Common sufferers of nipple discharge are breastfeeding women who receive a bacterial infection from their babies' mouths; however, other women can get these infections, called mastisis, either before or after menopause. This can occasionally result in an abscess forming inside the breast that emits pus from a nipple in a color darker than their milk. Other symptoms that an abscess may be present include a mobile lump in the breast, breast pain, pus from one nipple, and prolonged fevers.
A cancerous tumor could discharge pus from a nipple, generally a bloody secretion. If removed by mastectomy, the lump in a breast will be tested for malignancy, though lumps are rarely cancerous. Cancerous growths generally happen to women in the second half of life, while benign abscesses can happen to women of all ages. In either case, the discharge will typically be from just one breast. Paget's disease is a rare cancer affecting mostly women, which also results in a bloody nipple discharge.
Many doctors warn that a common cause of pus from a nipple is life itself, particularly if the breast is overstimulated or was recently injured, or if a woman is suffering from hormonal imbalance. These factors can result in a minor infection that the body often will successfully fight off in short order. Medical attention, however, is advised if any nipple discharge is discovered during pregnancy or while breastfeeding, or if it lasts for longer than a month and if the discharge contains blood. Men are also advised to seek medical attention if they experience any type of nipple discharge.

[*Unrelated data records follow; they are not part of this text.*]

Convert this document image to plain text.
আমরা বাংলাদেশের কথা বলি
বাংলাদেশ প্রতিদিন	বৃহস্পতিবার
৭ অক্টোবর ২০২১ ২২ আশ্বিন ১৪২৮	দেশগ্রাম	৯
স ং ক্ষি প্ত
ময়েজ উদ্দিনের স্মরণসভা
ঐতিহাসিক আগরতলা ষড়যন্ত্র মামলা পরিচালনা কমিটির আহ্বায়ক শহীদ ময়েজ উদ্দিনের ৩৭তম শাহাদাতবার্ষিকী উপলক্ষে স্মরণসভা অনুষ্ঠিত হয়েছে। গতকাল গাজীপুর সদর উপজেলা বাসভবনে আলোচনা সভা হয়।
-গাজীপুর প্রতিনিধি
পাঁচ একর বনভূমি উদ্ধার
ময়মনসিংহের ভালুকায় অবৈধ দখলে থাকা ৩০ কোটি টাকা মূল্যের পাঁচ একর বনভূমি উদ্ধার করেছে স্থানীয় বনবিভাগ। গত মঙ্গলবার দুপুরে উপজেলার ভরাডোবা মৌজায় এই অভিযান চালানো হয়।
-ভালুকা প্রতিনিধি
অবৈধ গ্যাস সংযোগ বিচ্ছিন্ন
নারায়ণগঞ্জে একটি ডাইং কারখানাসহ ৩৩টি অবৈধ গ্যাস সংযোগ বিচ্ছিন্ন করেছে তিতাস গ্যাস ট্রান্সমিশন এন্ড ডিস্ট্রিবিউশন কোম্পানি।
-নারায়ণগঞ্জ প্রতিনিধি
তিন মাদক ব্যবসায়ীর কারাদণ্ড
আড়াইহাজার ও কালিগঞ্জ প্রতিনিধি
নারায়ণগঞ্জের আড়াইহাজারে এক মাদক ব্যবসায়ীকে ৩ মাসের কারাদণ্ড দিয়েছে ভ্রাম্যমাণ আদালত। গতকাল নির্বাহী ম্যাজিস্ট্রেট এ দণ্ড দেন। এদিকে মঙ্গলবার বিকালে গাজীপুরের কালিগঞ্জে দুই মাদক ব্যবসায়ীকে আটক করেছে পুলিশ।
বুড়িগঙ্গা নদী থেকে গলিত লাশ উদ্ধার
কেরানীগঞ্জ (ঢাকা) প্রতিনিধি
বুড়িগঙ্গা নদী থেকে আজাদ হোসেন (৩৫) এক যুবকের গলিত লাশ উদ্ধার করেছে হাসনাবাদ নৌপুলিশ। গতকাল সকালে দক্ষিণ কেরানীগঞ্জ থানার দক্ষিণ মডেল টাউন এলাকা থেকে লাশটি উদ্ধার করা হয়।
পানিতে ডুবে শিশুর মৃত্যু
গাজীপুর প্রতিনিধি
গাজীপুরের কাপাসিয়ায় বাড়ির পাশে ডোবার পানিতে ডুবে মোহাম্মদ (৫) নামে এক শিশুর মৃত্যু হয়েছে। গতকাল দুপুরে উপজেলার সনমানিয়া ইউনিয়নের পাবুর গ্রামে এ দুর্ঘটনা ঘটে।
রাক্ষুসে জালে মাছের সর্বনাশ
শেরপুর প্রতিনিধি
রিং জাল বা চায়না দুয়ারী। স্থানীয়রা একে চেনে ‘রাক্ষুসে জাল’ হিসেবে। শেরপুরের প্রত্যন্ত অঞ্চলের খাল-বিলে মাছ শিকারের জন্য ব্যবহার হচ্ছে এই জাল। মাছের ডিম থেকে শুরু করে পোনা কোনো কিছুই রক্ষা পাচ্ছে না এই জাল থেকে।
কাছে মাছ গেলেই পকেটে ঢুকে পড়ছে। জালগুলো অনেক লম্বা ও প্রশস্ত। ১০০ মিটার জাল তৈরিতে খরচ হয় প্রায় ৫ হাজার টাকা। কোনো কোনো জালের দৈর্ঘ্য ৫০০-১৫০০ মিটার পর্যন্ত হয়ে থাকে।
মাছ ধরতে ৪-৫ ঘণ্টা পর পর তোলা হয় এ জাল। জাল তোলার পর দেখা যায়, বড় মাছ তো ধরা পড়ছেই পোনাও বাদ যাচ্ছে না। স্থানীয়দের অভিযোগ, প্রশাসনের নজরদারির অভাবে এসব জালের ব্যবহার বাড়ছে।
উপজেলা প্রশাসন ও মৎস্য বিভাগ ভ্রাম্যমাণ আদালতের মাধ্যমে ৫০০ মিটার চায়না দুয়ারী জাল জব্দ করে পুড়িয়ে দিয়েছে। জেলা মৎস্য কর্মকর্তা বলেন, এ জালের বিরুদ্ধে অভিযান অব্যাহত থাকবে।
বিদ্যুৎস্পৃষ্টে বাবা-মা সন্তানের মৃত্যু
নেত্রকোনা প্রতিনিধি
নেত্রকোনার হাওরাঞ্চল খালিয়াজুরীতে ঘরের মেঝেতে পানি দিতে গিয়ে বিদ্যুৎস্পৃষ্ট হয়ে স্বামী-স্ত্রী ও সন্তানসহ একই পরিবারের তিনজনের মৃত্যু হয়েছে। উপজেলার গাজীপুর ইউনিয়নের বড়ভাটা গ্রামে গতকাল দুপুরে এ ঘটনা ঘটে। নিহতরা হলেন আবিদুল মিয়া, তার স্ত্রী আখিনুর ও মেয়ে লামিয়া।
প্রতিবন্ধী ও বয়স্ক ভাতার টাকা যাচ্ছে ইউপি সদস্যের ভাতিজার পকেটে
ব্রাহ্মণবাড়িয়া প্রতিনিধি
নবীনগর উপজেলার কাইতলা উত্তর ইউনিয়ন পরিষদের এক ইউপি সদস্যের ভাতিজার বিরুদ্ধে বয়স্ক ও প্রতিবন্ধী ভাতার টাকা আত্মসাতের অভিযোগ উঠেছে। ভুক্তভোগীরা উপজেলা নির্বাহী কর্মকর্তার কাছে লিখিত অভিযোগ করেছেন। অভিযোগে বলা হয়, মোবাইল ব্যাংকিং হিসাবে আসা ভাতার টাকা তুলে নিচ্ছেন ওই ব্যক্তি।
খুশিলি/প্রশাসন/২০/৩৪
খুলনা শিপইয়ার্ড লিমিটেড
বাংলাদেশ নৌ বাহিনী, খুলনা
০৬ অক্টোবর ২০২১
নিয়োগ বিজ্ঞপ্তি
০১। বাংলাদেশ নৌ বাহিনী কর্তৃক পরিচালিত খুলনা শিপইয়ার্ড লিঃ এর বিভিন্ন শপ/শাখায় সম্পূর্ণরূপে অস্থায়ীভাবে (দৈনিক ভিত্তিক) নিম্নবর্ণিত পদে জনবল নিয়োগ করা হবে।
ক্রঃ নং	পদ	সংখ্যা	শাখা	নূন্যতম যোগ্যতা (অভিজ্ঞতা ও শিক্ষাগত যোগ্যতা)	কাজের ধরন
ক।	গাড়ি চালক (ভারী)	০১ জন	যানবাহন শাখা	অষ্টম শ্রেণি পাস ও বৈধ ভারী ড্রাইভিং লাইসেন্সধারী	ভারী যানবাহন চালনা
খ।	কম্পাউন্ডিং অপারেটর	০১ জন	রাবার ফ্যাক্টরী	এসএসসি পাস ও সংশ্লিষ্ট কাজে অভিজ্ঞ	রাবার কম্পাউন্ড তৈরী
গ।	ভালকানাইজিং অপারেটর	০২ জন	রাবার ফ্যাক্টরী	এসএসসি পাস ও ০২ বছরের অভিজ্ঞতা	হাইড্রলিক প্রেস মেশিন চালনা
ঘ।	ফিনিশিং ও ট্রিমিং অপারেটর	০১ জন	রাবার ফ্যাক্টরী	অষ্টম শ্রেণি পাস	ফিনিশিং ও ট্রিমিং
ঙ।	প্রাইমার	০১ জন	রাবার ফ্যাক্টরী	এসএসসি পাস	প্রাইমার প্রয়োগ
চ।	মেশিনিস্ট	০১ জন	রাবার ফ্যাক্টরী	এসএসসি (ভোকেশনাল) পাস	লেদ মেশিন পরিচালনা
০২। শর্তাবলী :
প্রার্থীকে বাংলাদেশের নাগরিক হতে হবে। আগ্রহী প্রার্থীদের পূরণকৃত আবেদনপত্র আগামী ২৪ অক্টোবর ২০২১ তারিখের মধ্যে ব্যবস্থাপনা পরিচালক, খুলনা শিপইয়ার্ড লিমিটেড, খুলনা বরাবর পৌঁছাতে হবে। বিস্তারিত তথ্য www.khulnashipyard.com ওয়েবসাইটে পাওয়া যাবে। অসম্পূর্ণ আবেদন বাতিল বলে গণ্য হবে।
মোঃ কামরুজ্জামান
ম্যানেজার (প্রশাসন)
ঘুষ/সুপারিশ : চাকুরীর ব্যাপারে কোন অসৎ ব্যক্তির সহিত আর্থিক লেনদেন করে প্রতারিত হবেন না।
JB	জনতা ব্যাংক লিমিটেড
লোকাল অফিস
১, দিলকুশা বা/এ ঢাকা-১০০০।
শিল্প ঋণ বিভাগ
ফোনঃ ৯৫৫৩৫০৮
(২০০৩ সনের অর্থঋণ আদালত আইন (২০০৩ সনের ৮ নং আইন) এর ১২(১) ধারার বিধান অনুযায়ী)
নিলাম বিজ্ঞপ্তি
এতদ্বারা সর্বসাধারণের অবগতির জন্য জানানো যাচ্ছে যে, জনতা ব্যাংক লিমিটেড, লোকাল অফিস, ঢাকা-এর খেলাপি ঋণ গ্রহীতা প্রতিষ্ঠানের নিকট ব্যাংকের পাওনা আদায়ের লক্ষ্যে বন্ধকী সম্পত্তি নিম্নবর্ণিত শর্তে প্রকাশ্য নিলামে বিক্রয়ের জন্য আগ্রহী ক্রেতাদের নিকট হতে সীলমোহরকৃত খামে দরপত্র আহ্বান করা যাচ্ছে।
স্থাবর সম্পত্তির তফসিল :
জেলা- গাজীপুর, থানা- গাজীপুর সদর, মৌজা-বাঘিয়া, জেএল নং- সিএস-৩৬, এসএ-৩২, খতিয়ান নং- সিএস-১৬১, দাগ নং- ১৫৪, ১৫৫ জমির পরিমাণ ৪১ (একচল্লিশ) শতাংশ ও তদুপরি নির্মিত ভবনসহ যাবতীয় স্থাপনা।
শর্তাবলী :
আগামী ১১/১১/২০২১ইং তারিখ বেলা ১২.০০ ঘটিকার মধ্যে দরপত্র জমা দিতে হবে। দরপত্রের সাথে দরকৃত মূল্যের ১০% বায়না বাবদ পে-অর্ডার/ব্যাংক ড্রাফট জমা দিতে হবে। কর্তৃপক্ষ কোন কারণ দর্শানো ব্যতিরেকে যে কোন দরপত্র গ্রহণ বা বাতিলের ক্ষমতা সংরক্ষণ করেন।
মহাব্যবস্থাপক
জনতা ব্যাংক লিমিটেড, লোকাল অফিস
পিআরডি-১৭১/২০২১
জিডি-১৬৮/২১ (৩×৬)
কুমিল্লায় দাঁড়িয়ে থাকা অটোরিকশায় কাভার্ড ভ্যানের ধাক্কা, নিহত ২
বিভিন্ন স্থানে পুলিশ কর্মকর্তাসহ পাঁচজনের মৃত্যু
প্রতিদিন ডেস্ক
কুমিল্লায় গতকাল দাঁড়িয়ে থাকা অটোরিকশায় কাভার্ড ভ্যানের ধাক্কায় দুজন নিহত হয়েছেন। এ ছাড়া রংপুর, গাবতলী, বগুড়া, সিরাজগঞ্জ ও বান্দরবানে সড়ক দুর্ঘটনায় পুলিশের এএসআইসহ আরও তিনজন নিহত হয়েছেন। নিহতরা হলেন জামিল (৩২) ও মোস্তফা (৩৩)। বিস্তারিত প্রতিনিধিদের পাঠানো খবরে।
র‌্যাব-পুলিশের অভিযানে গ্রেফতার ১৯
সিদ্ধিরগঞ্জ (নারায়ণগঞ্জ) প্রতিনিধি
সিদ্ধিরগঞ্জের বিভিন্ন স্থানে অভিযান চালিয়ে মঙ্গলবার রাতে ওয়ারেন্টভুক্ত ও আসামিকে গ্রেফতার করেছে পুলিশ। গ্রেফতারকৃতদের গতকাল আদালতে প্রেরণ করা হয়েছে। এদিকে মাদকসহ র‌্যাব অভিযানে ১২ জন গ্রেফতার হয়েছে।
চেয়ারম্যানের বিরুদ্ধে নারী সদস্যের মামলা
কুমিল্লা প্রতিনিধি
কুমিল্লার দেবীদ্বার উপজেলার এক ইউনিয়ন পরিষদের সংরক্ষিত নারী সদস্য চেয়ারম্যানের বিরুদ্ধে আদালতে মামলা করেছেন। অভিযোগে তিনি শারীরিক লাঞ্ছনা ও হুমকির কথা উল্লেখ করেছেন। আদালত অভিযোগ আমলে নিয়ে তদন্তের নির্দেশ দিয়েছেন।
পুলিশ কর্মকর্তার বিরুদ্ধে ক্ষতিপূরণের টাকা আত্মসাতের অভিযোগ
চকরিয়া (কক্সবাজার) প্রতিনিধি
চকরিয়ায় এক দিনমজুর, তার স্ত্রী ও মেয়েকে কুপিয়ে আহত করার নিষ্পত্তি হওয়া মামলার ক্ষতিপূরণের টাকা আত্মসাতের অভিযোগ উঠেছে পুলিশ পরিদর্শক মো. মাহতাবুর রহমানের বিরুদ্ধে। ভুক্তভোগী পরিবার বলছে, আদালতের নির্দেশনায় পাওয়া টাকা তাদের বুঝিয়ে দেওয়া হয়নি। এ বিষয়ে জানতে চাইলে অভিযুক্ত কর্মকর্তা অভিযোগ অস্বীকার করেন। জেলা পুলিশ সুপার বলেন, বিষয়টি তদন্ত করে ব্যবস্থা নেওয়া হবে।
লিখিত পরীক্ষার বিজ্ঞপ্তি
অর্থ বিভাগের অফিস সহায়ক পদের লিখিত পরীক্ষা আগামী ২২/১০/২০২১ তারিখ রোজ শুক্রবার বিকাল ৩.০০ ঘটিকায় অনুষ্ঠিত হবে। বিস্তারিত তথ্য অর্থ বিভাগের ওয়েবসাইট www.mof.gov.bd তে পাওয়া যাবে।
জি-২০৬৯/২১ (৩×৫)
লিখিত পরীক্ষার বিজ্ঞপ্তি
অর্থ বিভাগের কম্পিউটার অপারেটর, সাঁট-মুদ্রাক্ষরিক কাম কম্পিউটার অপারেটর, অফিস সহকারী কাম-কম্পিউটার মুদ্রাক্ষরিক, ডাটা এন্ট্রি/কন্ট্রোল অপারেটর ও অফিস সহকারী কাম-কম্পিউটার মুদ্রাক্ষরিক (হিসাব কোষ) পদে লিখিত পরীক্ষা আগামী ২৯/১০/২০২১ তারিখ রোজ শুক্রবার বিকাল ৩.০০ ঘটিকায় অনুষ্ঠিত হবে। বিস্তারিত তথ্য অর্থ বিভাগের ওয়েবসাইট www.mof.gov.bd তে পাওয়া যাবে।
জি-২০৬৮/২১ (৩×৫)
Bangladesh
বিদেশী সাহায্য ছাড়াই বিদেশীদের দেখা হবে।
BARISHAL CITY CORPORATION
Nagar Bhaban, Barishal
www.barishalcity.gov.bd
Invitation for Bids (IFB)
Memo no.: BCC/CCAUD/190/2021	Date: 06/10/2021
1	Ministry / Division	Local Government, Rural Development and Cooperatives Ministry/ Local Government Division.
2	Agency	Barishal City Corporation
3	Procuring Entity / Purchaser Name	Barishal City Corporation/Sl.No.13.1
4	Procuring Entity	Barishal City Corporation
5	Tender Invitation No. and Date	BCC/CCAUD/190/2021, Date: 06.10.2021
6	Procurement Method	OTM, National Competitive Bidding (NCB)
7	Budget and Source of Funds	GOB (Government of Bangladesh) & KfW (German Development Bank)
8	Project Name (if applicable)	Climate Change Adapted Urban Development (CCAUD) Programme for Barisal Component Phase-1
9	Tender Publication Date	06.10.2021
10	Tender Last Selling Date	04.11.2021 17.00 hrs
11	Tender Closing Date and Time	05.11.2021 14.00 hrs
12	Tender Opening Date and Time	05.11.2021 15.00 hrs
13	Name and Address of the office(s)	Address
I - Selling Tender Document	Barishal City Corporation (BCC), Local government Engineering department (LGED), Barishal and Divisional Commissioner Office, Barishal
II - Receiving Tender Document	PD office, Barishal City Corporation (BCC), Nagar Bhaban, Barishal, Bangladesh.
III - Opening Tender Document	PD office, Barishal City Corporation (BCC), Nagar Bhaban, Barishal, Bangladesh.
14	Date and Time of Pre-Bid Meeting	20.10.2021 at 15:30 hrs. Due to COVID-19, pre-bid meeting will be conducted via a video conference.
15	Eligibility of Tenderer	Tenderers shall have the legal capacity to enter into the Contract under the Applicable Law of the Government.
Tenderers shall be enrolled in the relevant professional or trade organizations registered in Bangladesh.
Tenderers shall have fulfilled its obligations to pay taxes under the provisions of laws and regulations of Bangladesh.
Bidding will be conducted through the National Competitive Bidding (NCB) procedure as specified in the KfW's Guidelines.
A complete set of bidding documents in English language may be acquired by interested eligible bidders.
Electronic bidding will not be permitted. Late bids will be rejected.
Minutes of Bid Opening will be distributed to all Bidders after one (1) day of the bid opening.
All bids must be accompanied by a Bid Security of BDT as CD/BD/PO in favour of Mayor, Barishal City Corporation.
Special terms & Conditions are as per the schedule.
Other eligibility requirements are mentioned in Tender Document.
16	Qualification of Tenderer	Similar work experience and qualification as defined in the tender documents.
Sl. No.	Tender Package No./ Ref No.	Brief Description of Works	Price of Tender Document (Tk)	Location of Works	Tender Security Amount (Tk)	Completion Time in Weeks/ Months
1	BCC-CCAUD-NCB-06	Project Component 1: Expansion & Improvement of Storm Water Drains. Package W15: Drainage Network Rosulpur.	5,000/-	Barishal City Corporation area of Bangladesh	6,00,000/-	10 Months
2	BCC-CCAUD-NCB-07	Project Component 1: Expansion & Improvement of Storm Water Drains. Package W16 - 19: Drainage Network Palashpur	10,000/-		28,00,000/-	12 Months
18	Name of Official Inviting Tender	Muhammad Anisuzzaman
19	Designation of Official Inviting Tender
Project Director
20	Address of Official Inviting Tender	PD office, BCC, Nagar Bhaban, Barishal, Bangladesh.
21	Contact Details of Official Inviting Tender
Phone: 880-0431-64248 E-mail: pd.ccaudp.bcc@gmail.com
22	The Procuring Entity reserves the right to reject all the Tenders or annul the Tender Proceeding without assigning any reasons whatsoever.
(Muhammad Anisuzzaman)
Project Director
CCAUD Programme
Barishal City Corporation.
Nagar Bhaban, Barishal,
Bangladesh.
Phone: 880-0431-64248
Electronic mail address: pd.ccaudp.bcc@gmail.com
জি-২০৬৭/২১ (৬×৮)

Several other conditions could result in pus from a nipple. Mammary duct ectasia and fibroadenoma are fairly rare disorders that could cause discharge in patients of all ages. Another condition called galactorrhea causes milky secretions from the breasts of men or women, young and old. Happening mostly to women, this condition can develop as a prescription drug side effect, from the breast being overstimulated or from pituitary problems. An unrelated pituitary problem that could cause nipple discharge is called prolactinoma, which results from the body making too much prolactin and, subsequently, too few sex hormones like testosterone and estrogen.